Neil Perkin outlines the challenge and the opportunity in a wonderful column that he’s cross-posted from Marketing Week. (Tip of the blogging hat to Adam Tinworth, who flagged this up on Twitter and on his blog.) In our advanced information economies, we’re generating exabytes of data. While we’re just getting used to terabyte disk drives, this is an exabyte:

1 EB = 1,000,000,000,000,000,000 B = 1018 bytes = 1 billion gigabytes = 1 million terabytes

To put this in perspective, I’ll use an oft-quoted practical example from Caltech researcher Roy Williams. All the words ever spoken by human beings could be stored in about 5 exabytes. Neil quotes Google CEO Eric Schmidt to show the challenge (and opportunity) that the data deluge is creating:

Between the dawn of civilisation and 2003, five exabytes of information were created. In the last two days, five exabytes of information have been created, and that rate is accelerating.

All the words spoken since the dawn of language in 5 exabytes or the amount of information created in the last two days helps illustrate the acceleration of information creation. Those mind-melting numbers wash over most people, especially in our arithmophobic societies. However, there is a huge opportunity here, which Neil states as this:

The upside of the data explosion is that the more of it there is, the better digital based services can get at delivering personal value.

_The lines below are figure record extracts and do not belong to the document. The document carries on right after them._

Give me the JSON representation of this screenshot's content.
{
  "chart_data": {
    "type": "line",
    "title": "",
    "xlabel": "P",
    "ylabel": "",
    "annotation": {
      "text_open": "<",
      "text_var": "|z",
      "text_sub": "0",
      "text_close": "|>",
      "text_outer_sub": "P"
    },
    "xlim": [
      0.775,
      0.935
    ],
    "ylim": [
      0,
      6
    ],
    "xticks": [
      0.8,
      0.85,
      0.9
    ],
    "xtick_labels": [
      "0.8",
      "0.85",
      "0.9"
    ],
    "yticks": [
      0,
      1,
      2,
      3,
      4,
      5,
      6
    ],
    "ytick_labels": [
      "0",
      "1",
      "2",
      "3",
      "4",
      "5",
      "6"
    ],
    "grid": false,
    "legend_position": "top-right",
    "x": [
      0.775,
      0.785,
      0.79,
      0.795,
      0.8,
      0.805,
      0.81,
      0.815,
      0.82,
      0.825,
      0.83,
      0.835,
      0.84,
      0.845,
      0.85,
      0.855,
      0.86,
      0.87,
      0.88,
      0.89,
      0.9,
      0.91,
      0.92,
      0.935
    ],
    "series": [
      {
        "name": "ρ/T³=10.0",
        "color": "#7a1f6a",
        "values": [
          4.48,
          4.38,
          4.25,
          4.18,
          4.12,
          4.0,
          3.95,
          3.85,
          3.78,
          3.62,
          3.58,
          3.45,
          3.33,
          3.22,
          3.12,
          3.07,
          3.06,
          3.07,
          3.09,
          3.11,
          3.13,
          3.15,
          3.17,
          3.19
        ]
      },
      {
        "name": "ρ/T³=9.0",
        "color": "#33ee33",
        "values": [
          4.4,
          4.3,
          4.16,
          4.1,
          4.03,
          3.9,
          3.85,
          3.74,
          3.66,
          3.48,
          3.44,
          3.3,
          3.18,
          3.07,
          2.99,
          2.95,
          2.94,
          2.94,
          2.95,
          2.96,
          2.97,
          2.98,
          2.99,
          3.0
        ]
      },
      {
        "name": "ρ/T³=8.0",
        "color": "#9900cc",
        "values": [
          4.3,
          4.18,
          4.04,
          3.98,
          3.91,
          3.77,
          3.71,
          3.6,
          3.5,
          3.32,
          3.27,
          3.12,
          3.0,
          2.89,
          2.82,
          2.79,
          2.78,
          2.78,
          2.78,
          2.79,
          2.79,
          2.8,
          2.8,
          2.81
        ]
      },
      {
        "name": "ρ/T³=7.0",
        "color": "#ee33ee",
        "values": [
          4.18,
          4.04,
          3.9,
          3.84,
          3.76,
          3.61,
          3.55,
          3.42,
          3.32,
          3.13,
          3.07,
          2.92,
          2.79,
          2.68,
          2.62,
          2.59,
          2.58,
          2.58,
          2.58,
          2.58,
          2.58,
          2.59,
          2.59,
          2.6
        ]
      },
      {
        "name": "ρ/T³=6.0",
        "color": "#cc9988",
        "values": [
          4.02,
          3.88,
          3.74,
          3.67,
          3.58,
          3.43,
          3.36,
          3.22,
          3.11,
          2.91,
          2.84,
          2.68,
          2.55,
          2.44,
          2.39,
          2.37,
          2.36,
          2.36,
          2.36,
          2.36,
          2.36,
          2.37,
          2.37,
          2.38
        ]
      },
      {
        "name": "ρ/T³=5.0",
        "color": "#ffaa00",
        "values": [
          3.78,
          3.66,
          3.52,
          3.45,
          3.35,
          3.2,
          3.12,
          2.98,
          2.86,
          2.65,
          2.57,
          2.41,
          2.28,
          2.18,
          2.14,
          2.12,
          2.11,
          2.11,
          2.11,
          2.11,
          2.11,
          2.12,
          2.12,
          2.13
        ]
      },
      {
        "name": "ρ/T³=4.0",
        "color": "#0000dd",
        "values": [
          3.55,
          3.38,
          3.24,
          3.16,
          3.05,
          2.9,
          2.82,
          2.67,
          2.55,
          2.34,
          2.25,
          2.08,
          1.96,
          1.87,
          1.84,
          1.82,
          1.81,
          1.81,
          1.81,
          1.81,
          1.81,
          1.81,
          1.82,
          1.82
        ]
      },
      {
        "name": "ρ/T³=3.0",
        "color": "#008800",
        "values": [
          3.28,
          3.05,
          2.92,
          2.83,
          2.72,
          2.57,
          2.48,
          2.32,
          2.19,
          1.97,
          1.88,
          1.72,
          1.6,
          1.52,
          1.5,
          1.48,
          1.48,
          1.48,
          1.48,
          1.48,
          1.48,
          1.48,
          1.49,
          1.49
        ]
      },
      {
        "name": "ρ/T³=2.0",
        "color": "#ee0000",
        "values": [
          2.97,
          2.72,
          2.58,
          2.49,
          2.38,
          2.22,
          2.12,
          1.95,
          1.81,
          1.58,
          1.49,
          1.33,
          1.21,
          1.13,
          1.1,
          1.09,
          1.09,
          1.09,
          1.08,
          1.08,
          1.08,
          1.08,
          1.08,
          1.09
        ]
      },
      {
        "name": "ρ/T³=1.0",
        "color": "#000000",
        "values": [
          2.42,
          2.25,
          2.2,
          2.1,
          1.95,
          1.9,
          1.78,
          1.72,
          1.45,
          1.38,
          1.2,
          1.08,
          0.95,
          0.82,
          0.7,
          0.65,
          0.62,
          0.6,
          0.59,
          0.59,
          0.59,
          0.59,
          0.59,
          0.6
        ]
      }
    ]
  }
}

And journalists can and definitely should play a role in helping make sense of this. However, we’re going to have to overcome not only the tyranny of chronology but also the tyranny of narrative, especially narratives that prejudice anecdote over data. Too often to sell stories, we focus on outliers because they shock, not because outliers are in any way representative of reality.

From a process point of view, journalists are going to need to start getting smarter about data. I think data crunching services will be one way that journalism organisations can subsidise the public service mission that they fulfil, but as I have said, it’s a capacity that will need to be built up.

Helping journalists ‘scale up what they do’

It’s not just raw data-crunching that needs to improve, but we’re starting to see a lot of early semantic tools that will help more traditional narrative-driven journalists do their jobs. In talking about how he wanted to help journalists at AOL overcome their technophobia, CEO Tim Armstrong talked about why these tools were necessary. Journalists have not been included in corporate technology upgrades (and often not included in creation of tools for their work). Armstrong said at a conference in June:

Journalists I met were often the only people in the room who never had access to a lot of info, except what they already knew.

It’s not technology for technology’s sake but tools to open up more information and help them make sense of it. Other industries have often implemented data tools to help them do their jobs, but it’s rare in journalism (outside of computer-assisted reporting or database journalism circles). Armstrong said:

You can pretty much go to any professional industry, and there’s some piece of data system that helps people scale what they do.

Journalists are being asked to do more with less as cuts go deep in newsrooms, and we’re going to have to work smarter because I know that there are some journalists now working to the breaking point.

There have been times in the last few years when I testing the limits of my endurance. Last summer, filling in behind my colleague Jemima Kiss, I was working from 7 am until 11 pm five days a week and then usually five or six hours on the weekends. I could do it for a while because it was a limited 10-week assignment. Even for 10 weeks, it was limiting the amount of time I had with my wife and was negatively affecting my health.

I’m doing a lot of thinking about services that can help journalists deal with masses of information and also help audiences more easily put stories into context. We’re going to need new tools and techniques for this new period in the age of information. The opportunities are there. Linked data and tools to analyse, sort and contextualise will lead to a new revolution in news and information services. Several companies are already in this space, but we’re just at the beginning of this revolution. We live in exciting times.